Question

A bullet of mass 0.16 kg fired from a gun with velocity 80 m/s. Mass of gun is 16 kg. Find
the recoil velocity of gun.​

Answer 1

Answer:

M = mass of gun =16 kg U = initial velocity of gun = 0 m/s

m = mass of bullet = 0.16 kg u = initial velocity of bullet = 0 m/s

V = final velocity of gun (recoil velocity)=x

v = final velocity of bullet = 80 m/s

By using the conservation of momentum

=> MU + mu = MV +mv

=> (16 × 0 ) + (0.16 × 0) = (16 × x) + (0.16 × 80)

=> 0 + 0 = 16x + 12.8

=> 16x = - (12.8)

=> x = -( 0.8 )

So, the recoil velocity of gun is 0.8 m/s (- sign shows the opposite direction of the velocity of bullet)

Answer 2

Answer:

A bullet of mass 0.16 kg was fired from a gun with a velocity of 80 m/s.
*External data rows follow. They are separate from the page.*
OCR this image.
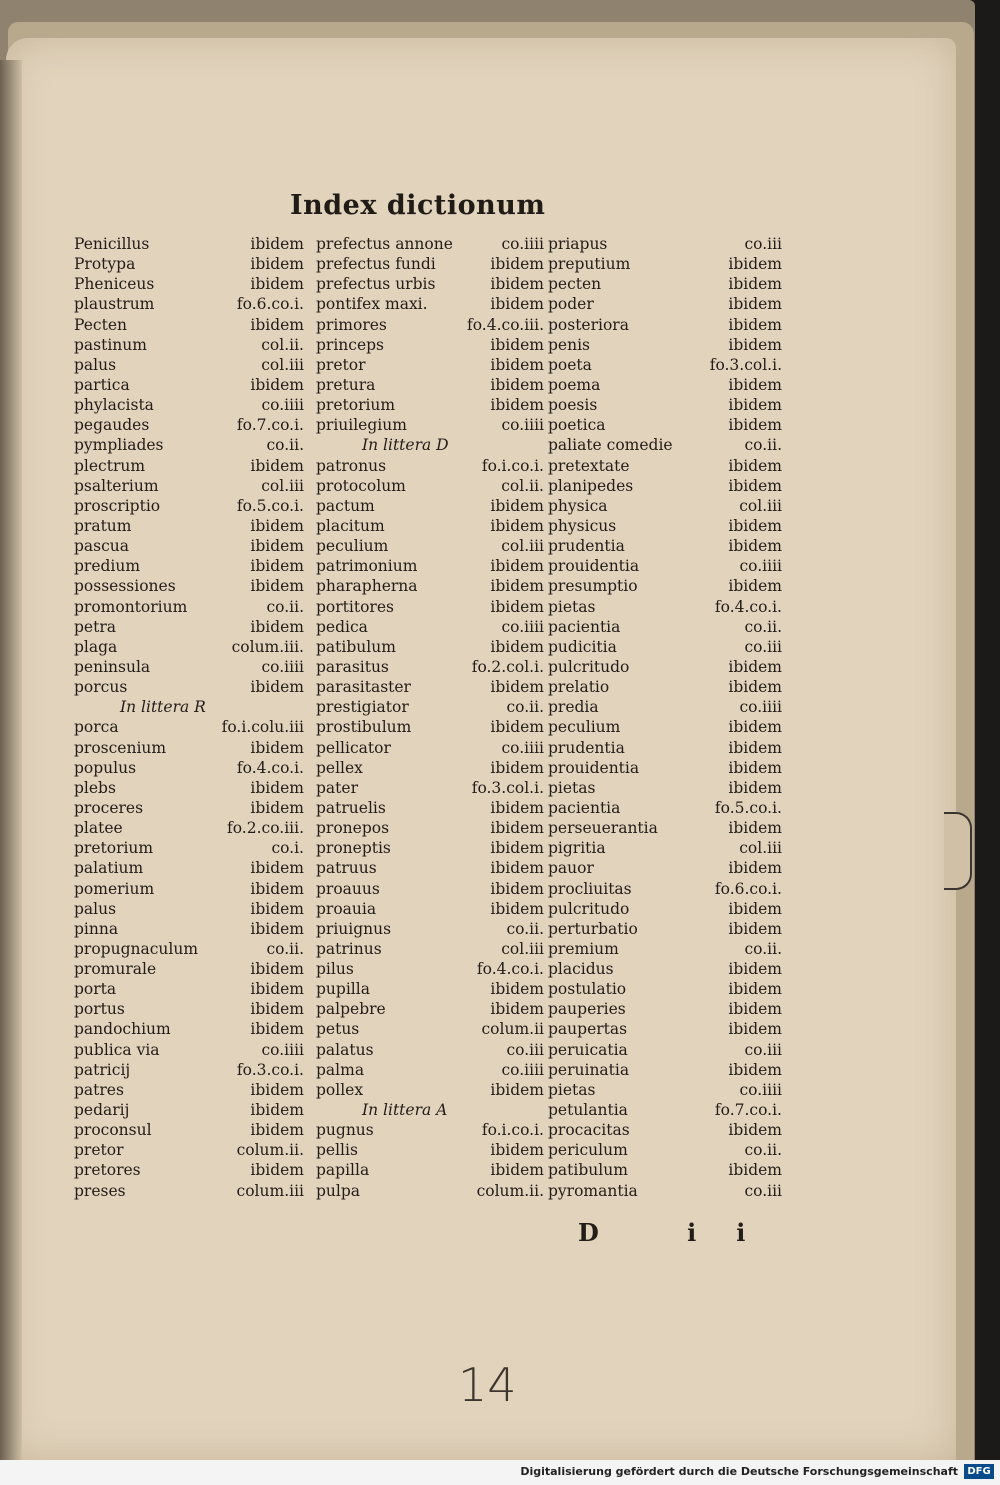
Index dictionum
Penicillus	ibidem
Protypa	ibidem
Pheniceus	ibidem
plaustrum	fo.6.co.i.
Pecten	ibidem
pastinum	col.ii.
palus	col.iii
partica	ibidem
phylacista	co.iiii
pegaudes	fo.7.co.i.
pympliades	co.ii.
plectrum	ibidem
psalterium	col.iii
proscriptio	fo.5.co.i.
pratum	ibidem
pascua	ibidem
predium	ibidem
possessiones	ibidem
promontorium	co.ii.
petra	ibidem
plaga	colum.iii.
peninsula	co.iiii
porcus	ibidem
In littera R
porca	fo.i.colu.iii
proscenium	ibidem
populus	fo.4.co.i.
plebs	ibidem
proceres	ibidem
platee	fo.2.co.iii.
pretorium	co.i.
palatium	ibidem
pomerium	ibidem
palus	ibidem
pinna	ibidem
propugnaculum	co.ii.
promurale	ibidem
porta	ibidem
portus	ibidem
pandochium	ibidem
publica via	co.iiii
patricij	fo.3.co.i.
patres	ibidem
pedarij	ibidem
proconsul	ibidem
pretor	colum.ii.
pretores	ibidem
preses	colum.iii
prefectus annone	co.iiii
prefectus fundi	ibidem
prefectus urbis	ibidem
pontifex maxi.	ibidem
primores	fo.4.co.iii.
princeps	ibidem
pretor	ibidem
pretura	ibidem
pretorium	ibidem
priuilegium	co.iiii
In littera D
patronus	fo.i.co.i.
protocolum	col.ii.
pactum	ibidem
placitum	ibidem
peculium	col.iii
patrimonium	ibidem
pharapherna	ibidem
portitores	ibidem
pedica	co.iiii
patibulum	ibidem
parasitus	fo.2.col.i.
parasitaster	ibidem
prestigiator	co.ii.
prostibulum	ibidem
pellicator	co.iiii
pellex	ibidem
pater	fo.3.col.i.
patruelis	ibidem
pronepos	ibidem
proneptis	ibidem
patruus	ibidem
proauus	ibidem
proauia	ibidem
priuignus	co.ii.
patrinus	col.iii
pilus	fo.4.co.i.
pupilla	ibidem
palpebre	ibidem
petus	colum.ii
palatus	co.iii
palma	co.iiii
pollex	ibidem
In littera A
pugnus	fo.i.co.i.
pellis	ibidem
papilla	ibidem
pulpa	colum.ii.
priapus	co.iii
preputium	ibidem
pecten	ibidem
poder	ibidem
posteriora	ibidem
penis	ibidem
poeta	fo.3.col.i.
poema	ibidem
poesis	ibidem
poetica	ibidem
paliate comedie	co.ii.
pretextate	ibidem
planipedes	ibidem
physica	col.iii
physicus	ibidem
prudentia	ibidem
prouidentia	co.iiii
presumptio	ibidem
pietas	fo.4.co.i.
pacientia	co.ii.
pudicitia	co.iii
pulcritudo	ibidem
prelatio	ibidem
predia	co.iiii
peculium	ibidem
prudentia	ibidem
prouidentia	ibidem
pietas	ibidem
pacientia	fo.5.co.i.
perseuerantia	ibidem
pigritia	col.iii
pauor	ibidem
procliuitas	fo.6.co.i.
pulcritudo	ibidem
perturbatio	ibidem
premium	co.ii.
placidus	ibidem
postulatio	ibidem
pauperies	ibidem
paupertas	ibidem
peruicatia	co.iii
peruinatia	ibidem
pietas	co.iiii
petulantia	fo.7.co.i.
procacitas	ibidem
periculum	co.ii.
patibulum	ibidem
pyromantia	co.iii
D ii
14
Digitalisierung gefördert durch die Deutsche Forschungsgemeinschaft DFG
Mass of the gun is 16 kg.  The recoil velocity of the gun is 0.8 m/s.​

Explanation:

Given,

Mass of the bullet  ( $m_{1}$ )  =  0.16 kg

Mass of the gun     ( $m_{2}$ )  =  16 kg

velocity of bullet     ( $v_{1}$ )   =  80 m/s

Let recoil velocity of gun be $v_{2}$ ,

We know,

Momentum (p) = mv

Then,

The momentum of bullet  =  $m_{1} v_{1}$

The momentum of gun     =  $m_{2}v_{2}$

According to the law of conservation of momentum,

The momentum of bullet   =  momentum of the gun

That is,

$m_{1} v_{1} = m_{2}v_{2}$

$v_{2} = \frac{m_{1}\ v_{1}}{m_{2}}$

$v_{2} = \frac{0.16\times80}{16}$

     = 0.8 m/s

Ans :

Recoil velocity of the gun = 0.8 m/s